Try a few different transformations of the variables, such as \(\log (X), \sqrt{X}, X^{2}\). Comment on your findings.
# Auto[,c(-8,-9)] no transformation on origin
R2 <- rep(0,6)
R2.log <- R2
R2.sqrt <- R2
R2.quadr <- R2
for (i in 2:7){
# X
R2[i-1] <- summary(lm(Auto$mpg ~ Auto[,i]))$r.squared
if (min(Auto[,i]<0)){
X <- Auto[,i]+min(Auto[,i])
}else{
X <- Auto[,i]
}
# log(X)
R2.log[i-1] <- summary(lm(Auto$mpg~log(X+1)))$r.squared
# sqrt(X)
R2.sqrt[i-1] <- summary(lm(Auto$mpg~sqrt(X)))$r.squared
# X+X^2
X <- Auto[,i]
R2.quadr[i-1] <- summary(lm(Auto$mpg~X+I(X^2)))$r.squared
}
library(dplyr)
##
## Attaching package: 'dplyr'
## The following objects are masked from 'package:stats':
##
## filter, lag
## The following objects are masked from 'package:base':
##
## intersect, setdiff, setequal, union
method <- c("none", "log", "sqrt", "quadratic")
p <- data.frame(predictor = colnames(Auto)[2:7],
R2 = round(R2, 3),
R2.log = round(R2.log, 3),
R2.sqrt = round(R2.sqrt, 3),
R2.quadr = round(R2.quadr, 3))
p <- p %>%
mutate(R2.max = pmax(R2, R2.log, R2.sqrt, R2.quadr),
method = method[max.col(p[,2:5])]) %>%
arrange(desc(R2.max))
p
## predictor R2 R2.log R2.sqrt R2.quadr R2.max method
## 1 weight 0.693 0.713 0.706 0.715 0.715 quadratic
## 2 displacement 0.648 0.686 0.675 0.689 0.689 quadratic
## 3 horsepower 0.606 0.668 0.644 0.688 0.688 quadratic
## 4 cylinders 0.605 0.605 0.606 0.607 0.607 quadratic
## 5 year 0.337 0.332 0.335 0.368 0.368 quadratic
## 6 acceleration 0.179 0.190 0.185 0.194 0.194 quadratic
\(X^2\) transformation seems more suitable. We then visualize the improvement of \(R^2\). Here I refer to https://rpubs.com/lmorgan95/ISLR_CH3_Solutions.
library(tidyr)
colnames(p)[2:5] <- method
mpg_predictors <- p %>%
select(-c(R2.max, method)) %>%
gather(key = "method", value = "R2", -predictor)
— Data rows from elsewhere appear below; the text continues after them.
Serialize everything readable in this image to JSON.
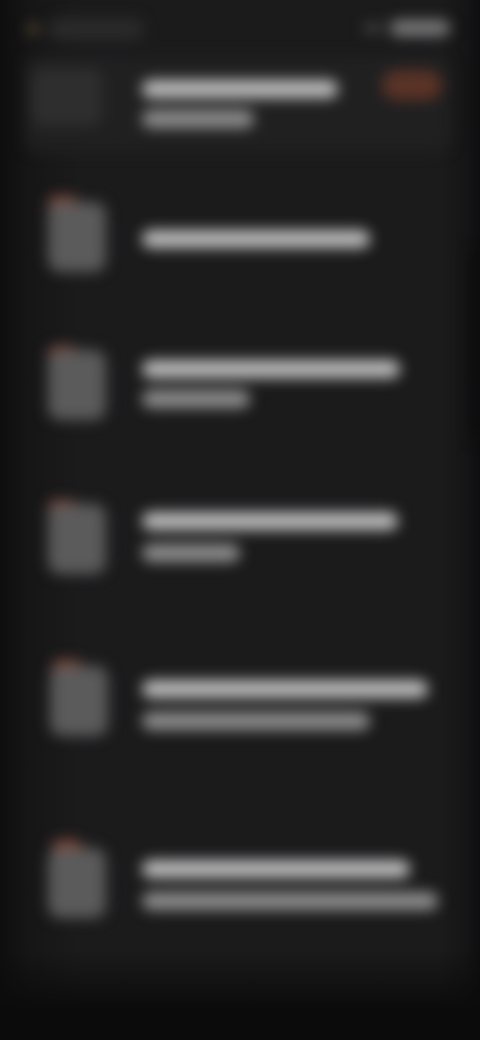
{
  "screen": {
    "description_visible": false
  },
  "feed": {
    "items": [
      {
        "kind": "featured"
      },
      {
        "kind": "article"
      },
      {
        "kind": "article"
      },
      {
        "kind": "article"
      },
      {
        "kind": "article"
      },
      {
        "kind": "article"
      }
    ]
  },
  "colors": {
    "background": "#1b1b1c",
    "card": "#202021",
    "accent": "#8a4a3a",
    "text": "#bdbdbd"
  },
  "icons": {
    "status_dot": "status-indicator-icon",
    "thumbnail": "article-thumbnail-icon"
  }
}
mpg_predictors$predictor <- factor(mpg_predictors$predictor,
ordered = T,
levels = p$predictor)
mpg_predictors$method <- factor(mpg_predictors$method,
levels = method)
library(ggplot2)
##
## Attaching package: 'ggplot2'
## The following object is masked from 'Auto':
##
## mpg
ggplot(mpg_predictors, aes(x = R2, y = predictor, col = method, group = predictor)) +
geom_line(col = "grey15") + geom_point(size = 2) +
theme_light() + theme(legend.position = "bottom") +
labs(title = "Best predictors (& transformations) for mpg",
col = "Predictor Transformation",
y = "Predictor")
Concluded from the graph, we should test quadratic terms for weight
, displacement
, horsepower
and year
.
fit.lm.2 <- lm(mpg ~ . + I(weight^2) + I(displacement^2) +
I(horsepower^2) + I(year^2), data = Auto[,-9])
summary(fit.lm.2)
##
## Call:
## lm(formula = mpg ~ . + I(weight^2) + I(displacement^2) + I(horsepower^2) +
## I(year^2), data = Auto[, -9])
##
## Residuals:
## Min 1Q Median 3Q Max
## -8.4816 -1.5384 0.0735 1.3671 12.0213
##
## Coefficients:
## Estimate Std. Error t value Pr(>|t|)
## (Intercept) 4.185e+02 6.966e+01 6.008 4.40e-09 ***
## cylinders 5.073e-01 3.191e-01 1.590 0.112692
## displacement -3.328e-02 2.045e-02 -1.627 0.104480
## horsepower -1.781e-01 3.953e-02 -4.506 8.81e-06 ***
## weight -1.114e-02 2.587e-03 -4.306 2.12e-05 ***
## acceleration -1.700e-01 9.652e-02 -1.762 0.078960 .
## year -1.019e+01 1.837e+00 -5.546 5.49e-08 ***
## origin2 1.323e+00 5.304e-01 2.494 0.013068 *
## origin3 1.258e+00 5.129e-01 2.452 0.014637 *
## I(weight^2) 1.182e-06 3.438e-07 3.439 0.000649 ***
## I(displacement^2) 5.839e-05 3.435e-05 1.700 0.089967 .
## I(horsepower^2) 4.388e-04 1.336e-04 3.284 0.001118 **
## I(year^2) 7.210e-02 1.207e-02 5.974 5.35e-09 ***
## ---
## Signif. codes: 0 '***' 0.001 '**' 0.01 '*' 0.05 '.' 0.1 ' ' 1
##
## Residual standard error: 2.776 on 379 degrees of freedom
## Multiple R-squared: 0.8773, Adjusted R-squared: 0.8735
## F-statistic: 225.9 on 12 and 379 DF, p-value: < 2.2e-16
The adjusted \(R^2\) is improved from 0.8205 to 0.8735 after transformation.